- n <- 1000 #样本数据集数量
- B <- 1000 # boot.samples
- alpha <- 0.05 #置信概率
- df <- 6
- true.mu <- 0 # 真是均值
- true.sd <- 1 # 真实标准差
- # 模拟数据生成
- x <- rnorm(n,mean = true.mu, sd = true.sd)
- sample.mean.x <- mean(x) #样本均值
- sample.sd.x <- sd(x) #样本标准差
- sample.se.x <- sample.sd.x/sqrt(n) #样本标准误
- sample.conf.x <- sample.mean.x + c(-1,1)*qnorm(alpha/2,lower.tail=F)*sample.se.x #样本95%置信区间
- # 为自助法预留缓存向量
- boot.x <- vector(mode="numeric",length=B)
- boot.mean <- vector(mode="numeric",length=B)
- boot.sd <- vector(mode="numeric",length=B)
- boot.t <- vector(mode="numeric",length=B)
- for(i in 1:B)
- {
- boot.x <- sample(x, size=n, replace=T)
- boot.mean[i] <- mean(boot.x)
- boot.sd[i] <- sd(boot.x)
- boot.t[i] <- (sample.mean.x-boot.mean[i])/(boot.sd[i]/sqrt(n))
- }
- # bootstrap 统计量
- boot.mean.x <- mean(boot.mean)
- boot.sd.x <- mean(boot.sd)
- boot.se.x <- boot.sd.x/sqrt(B)
- boot.t.quantile <- quantile(boot.t,probs = c(alpha/2,1-alpha/2))
- boot.mean.quantile <- quantile(boot.mean,probs = c(alpha/2,1-alpha/2))

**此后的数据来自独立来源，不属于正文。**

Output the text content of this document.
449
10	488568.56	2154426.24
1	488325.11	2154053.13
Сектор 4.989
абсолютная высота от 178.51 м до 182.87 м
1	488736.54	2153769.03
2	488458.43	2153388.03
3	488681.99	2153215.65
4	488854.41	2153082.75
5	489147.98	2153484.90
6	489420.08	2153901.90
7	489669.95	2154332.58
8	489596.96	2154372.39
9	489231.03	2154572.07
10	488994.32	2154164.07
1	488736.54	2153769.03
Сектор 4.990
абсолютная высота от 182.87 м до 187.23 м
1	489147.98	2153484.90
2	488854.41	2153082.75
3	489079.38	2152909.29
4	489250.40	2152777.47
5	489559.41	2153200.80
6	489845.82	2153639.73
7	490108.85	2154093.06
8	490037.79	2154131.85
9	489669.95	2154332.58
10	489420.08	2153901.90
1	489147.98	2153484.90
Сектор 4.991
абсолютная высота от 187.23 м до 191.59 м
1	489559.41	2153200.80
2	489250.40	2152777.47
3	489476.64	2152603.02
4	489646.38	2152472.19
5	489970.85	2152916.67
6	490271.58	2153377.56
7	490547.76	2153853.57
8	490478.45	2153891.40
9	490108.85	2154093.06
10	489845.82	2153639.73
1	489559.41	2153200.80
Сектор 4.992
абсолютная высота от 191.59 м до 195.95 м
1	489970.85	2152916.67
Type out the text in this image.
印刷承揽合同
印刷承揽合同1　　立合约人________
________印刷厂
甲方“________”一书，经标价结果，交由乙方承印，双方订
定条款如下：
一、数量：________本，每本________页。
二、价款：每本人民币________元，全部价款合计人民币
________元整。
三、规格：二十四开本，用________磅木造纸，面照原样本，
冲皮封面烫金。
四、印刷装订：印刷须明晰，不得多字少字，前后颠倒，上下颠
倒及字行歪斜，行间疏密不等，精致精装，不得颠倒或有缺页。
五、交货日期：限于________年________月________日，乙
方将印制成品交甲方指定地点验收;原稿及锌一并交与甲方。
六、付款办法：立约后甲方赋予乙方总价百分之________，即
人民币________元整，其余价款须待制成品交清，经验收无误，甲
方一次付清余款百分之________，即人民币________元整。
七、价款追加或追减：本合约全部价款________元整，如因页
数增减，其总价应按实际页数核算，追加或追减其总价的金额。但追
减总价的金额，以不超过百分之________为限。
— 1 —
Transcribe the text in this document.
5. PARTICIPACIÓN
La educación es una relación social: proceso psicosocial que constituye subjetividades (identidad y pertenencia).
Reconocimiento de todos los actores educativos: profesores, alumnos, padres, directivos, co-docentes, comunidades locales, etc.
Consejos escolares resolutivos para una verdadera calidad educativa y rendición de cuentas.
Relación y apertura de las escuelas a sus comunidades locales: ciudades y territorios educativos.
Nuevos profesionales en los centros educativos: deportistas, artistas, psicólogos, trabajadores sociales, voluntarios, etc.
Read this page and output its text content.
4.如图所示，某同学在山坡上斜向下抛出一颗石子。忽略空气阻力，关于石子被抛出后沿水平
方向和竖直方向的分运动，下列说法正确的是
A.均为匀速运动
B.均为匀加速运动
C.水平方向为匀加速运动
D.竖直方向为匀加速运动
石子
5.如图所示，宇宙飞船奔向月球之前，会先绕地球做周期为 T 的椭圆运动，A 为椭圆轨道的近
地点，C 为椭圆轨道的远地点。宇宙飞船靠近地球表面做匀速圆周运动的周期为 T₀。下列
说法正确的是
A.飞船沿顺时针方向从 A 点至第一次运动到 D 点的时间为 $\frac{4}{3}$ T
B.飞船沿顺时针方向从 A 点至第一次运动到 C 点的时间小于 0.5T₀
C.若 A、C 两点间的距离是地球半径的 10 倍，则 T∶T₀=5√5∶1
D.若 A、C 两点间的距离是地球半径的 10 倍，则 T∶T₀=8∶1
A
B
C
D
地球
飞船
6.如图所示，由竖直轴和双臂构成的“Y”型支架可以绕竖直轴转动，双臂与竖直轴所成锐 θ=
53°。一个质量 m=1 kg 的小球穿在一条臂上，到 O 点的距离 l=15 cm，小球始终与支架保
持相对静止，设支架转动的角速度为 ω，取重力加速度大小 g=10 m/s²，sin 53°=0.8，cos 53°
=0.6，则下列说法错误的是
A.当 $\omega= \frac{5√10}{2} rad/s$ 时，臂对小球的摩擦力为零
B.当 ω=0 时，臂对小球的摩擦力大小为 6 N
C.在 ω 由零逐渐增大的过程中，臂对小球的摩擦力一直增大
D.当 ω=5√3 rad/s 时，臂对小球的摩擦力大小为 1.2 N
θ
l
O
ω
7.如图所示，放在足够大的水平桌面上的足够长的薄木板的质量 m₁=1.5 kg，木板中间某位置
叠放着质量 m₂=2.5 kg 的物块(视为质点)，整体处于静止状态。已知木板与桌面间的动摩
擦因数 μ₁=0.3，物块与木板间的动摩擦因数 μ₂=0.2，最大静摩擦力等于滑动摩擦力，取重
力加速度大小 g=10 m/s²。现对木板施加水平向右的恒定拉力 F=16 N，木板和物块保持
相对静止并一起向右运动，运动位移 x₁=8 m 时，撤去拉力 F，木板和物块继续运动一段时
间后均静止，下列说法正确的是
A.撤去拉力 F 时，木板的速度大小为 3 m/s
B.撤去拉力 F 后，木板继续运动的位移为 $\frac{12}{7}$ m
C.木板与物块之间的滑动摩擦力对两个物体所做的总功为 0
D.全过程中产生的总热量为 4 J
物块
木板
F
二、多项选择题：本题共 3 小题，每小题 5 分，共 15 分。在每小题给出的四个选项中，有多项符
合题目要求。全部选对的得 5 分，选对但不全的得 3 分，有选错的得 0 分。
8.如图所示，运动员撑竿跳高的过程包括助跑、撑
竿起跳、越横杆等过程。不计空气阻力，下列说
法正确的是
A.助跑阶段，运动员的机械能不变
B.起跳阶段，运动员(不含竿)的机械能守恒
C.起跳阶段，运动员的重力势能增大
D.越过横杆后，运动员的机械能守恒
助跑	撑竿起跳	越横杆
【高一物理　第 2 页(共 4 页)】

- boot.conf.x <- boot.mean.x + c(-1,1)*qt(alpha/2,df=B-1,lower.tail=F)*boot.se.x
- boot.conf.x2 <- boot.mean.x + boot.t.quantile*boot.se.x
- true.conf.x <- 2*sample.mean.x - c(boot.mean.quantile[2],boot.mean.quantile[1])
- #boot.mean.x
- #boot.sd.x
- #boot.se.x
- #boot.conf.x
- #boot.conf.x2
- #true.conf.x
- #sample.mean.x
- #sample.sd.x
- #sample.se.x
- #sample.conf.x
- hist(boot.mean, col = "lightblue", border = "pink",freq = F, main="Normal distribution")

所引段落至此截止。